If the gene-gene network is not available, use the getADJ.py to generate the sparse gene adjacency network.
Five varables in the function:
@dataPath: directory of input expr matrix
@networkPath:directory of STRING or BioGrid network
@dataset:which dataset to load, get a list of gene official names
@net:which network to use, STRING or BioGrid
@pathToSave:directory to save the adj matrix
Run the file getADJ.py:
python getADJ.py --dataPath="data" --networkPath="data" --dataset="Zhengsorted" net="String" --pathToSave="data/Zhengsorted"
Six variables should be provided.
@dirData, type=str, "directory of cell x gene matrix"
@dataset, type=str, "dataset to load"
@dirAdj, type = str, "directory of adj matrix"
@dirLabel, type = str, "directory of adj matrix"

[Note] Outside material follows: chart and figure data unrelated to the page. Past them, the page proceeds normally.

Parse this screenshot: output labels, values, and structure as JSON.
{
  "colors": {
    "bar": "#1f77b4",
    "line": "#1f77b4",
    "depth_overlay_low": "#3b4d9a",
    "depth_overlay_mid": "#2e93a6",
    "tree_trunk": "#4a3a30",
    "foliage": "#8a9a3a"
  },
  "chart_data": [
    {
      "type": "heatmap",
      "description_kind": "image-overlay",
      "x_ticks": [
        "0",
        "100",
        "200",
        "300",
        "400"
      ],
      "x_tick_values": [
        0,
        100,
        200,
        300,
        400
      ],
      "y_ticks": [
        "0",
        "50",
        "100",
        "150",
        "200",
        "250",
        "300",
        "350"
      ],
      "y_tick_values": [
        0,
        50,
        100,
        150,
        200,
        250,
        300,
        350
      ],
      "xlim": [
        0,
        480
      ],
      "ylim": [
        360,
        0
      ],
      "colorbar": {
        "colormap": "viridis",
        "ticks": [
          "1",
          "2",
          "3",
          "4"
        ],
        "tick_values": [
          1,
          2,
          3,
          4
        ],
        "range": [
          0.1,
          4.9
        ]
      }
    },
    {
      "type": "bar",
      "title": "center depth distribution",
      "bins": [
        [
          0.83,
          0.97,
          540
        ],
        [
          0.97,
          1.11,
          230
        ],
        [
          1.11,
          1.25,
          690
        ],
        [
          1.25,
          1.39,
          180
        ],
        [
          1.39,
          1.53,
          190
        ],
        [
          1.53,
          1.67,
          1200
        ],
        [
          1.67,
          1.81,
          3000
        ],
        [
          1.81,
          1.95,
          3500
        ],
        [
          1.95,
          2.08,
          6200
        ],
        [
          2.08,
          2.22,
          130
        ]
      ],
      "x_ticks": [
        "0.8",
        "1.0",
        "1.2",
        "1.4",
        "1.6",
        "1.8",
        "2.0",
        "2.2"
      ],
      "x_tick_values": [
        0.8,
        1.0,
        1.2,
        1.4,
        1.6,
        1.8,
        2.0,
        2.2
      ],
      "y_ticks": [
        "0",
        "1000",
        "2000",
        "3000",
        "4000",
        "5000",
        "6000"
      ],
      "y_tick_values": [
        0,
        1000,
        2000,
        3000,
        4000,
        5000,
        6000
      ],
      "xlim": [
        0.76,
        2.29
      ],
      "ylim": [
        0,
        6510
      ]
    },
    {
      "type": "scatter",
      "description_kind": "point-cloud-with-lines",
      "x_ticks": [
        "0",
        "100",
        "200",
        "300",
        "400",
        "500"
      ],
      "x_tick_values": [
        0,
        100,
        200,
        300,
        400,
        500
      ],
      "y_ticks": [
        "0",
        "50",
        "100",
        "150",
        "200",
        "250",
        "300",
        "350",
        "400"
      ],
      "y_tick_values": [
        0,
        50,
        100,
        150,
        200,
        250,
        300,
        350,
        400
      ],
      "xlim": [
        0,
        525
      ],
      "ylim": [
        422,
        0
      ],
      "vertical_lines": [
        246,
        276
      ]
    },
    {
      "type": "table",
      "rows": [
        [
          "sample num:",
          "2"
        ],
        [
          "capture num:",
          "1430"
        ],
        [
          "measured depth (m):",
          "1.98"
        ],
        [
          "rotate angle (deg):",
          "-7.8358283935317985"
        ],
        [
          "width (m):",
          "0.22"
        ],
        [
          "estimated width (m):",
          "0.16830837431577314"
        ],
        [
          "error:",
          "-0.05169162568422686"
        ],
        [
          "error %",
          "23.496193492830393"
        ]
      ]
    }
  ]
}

@outputDir, type = str, "directory to save results"
@saveResults, type=int, default=0, "whether or not save the results, use 1 to save and 0 to not save"
To train the model, run the file:
python siggcn.py --dirData="data/" --dataset="Zhengsorted" --dirAdj="data/Zhengsorted/" --dirLabel="data/Zhengsorted/" --outputDir="data/output" --saveResults=0
- The data matrix (cell x gene expression matrix), adj matrix, labels, and a fixed shuffle index are loaded first.
- Then use the "down_gene" choose the top N genes by variance.
- Split the data into training, validation, and testing dataset.
- Generate the data loader for training and evaluation.
The dataset will be split into 80% as training, 10% as validaton, 10% as testing.
if use @saveResults=1, the results will be saved into the output folder.